Warum sie nicht bereits nach wenigen Stunden eingangen ist, war fraglich. Du hattest dir darüber nicht den Kopf zerbrochen und sie in mein Blumenbeet eingegraben. Wird schon passen, hattest du mir geantwortet, als ich dir erklärte, dass sie ohne Wurzeln im Winter niemals überleben wird. Der Boden war eingefroren, doch du hattest dir einen Verlängerungskabel geholt, während du draußen am Abend mit meinem roten Handgepäckföhn die Erde auftautest, um die Sonnenblume einzupflanzen. Zugegeben, es sah ziemlich lächerlich aus und die Nachbarn hatten dich sicherlich als Idioten abgestempelt. Eine halbe Stunde später hattest du dein Werk vollendet und uns beiden deine berüchtigte Tomatensuppe gekocht, welche dir wie jedes Mal perfekt gelungen war.
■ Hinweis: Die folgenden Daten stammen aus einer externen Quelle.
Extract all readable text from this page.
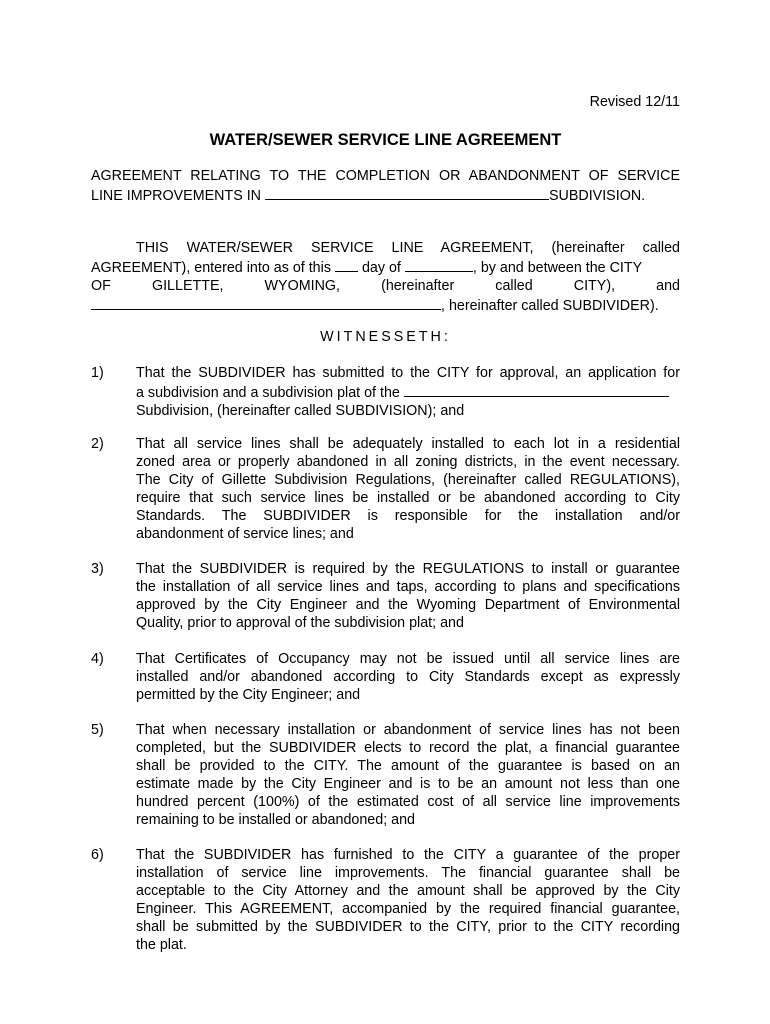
Revised 12/11
WATER/SEWER SERVICE LINE AGREEMENT
AGREEMENT RELATING TO THE COMPLETION OR ABANDONMENT OF SERVICE
LINE IMPROVEMENTS IN	SUBDIVISION.
THIS WATER/SEWER SERVICE LINE AGREEMENT, (hereinafter called
AGREEMENT), entered into as of this day of	, by and between the CITY
OF GILLETTE, WYOMING, (hereinafter called CITY), and
, hereinafter called SUBDIVIDER).
WITNESSETH:
1) That the SUBDIVIDER has submitted to the CITY for approval, an application for
a subdivision and a subdivision plat of the
Subdivision, (hereinafter called SUBDIVISION); and
2) That all service lines shall be adequately installed to each lot in a residential
zoned area or properly abandoned in all zoning districts, in the event necessary.
The City of Gillette Subdivision Regulations, (hereinafter called REGULATIONS),
require that such service lines be installed or be abandoned according to City
Standards. The SUBDIVIDER is responsible for the installation and/or
abandonment of service lines; and
3) That the SUBDIVIDER is required by the REGULATIONS to install or guarantee
the installation of all service lines and taps, according to plans and specifications
approved by the City Engineer and the Wyoming Department of Environmental
Quality, prior to approval of the subdivision plat; and
4) That Certificates of Occupancy may not be issued until all service lines are
installed and/or abandoned according to City Standards except as expressly
permitted by the City Engineer; and
5) That when necessary installation or abandonment of service lines has not been
completed, but the SUBDIVIDER elects to record the plat, a financial guarantee
shall be provided to the CITY. The amount of the guarantee is based on an
estimate made by the City Engineer and is to be an amount not less than one
hundred percent (100%) of the estimated cost of all service line improvements
remaining to be installed or abandoned; and
6) That the SUBDIVIDER has furnished to the CITY a guarantee of the proper
installation of service line improvements. The financial guarantee shall be
acceptable to the City Attorney and the amount shall be approved by the City
Engineer. This AGREEMENT, accompanied by the required financial guarantee,
shall be submitted by the SUBDIVIDER to the CITY, prior to the CITY recording
the plat.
Die Blume war für mich Tage später schon längst vergessen, auch zu Weihnachten habe ich nicht aus dem Fenster geschaut. Wie es in den Wintermonaten eben so üblich war, verbrachte ich den Tag lieber vor dem Kamin als draußen im Garten und so kam es, dass ich das Beet fast nie mehr zu Gesicht bekam. Lediglich hier und da blickte ich schnell darüber, doch lief dann wieder mit meinem Flip Flops ins Haus, da mir die Zehen abfroren.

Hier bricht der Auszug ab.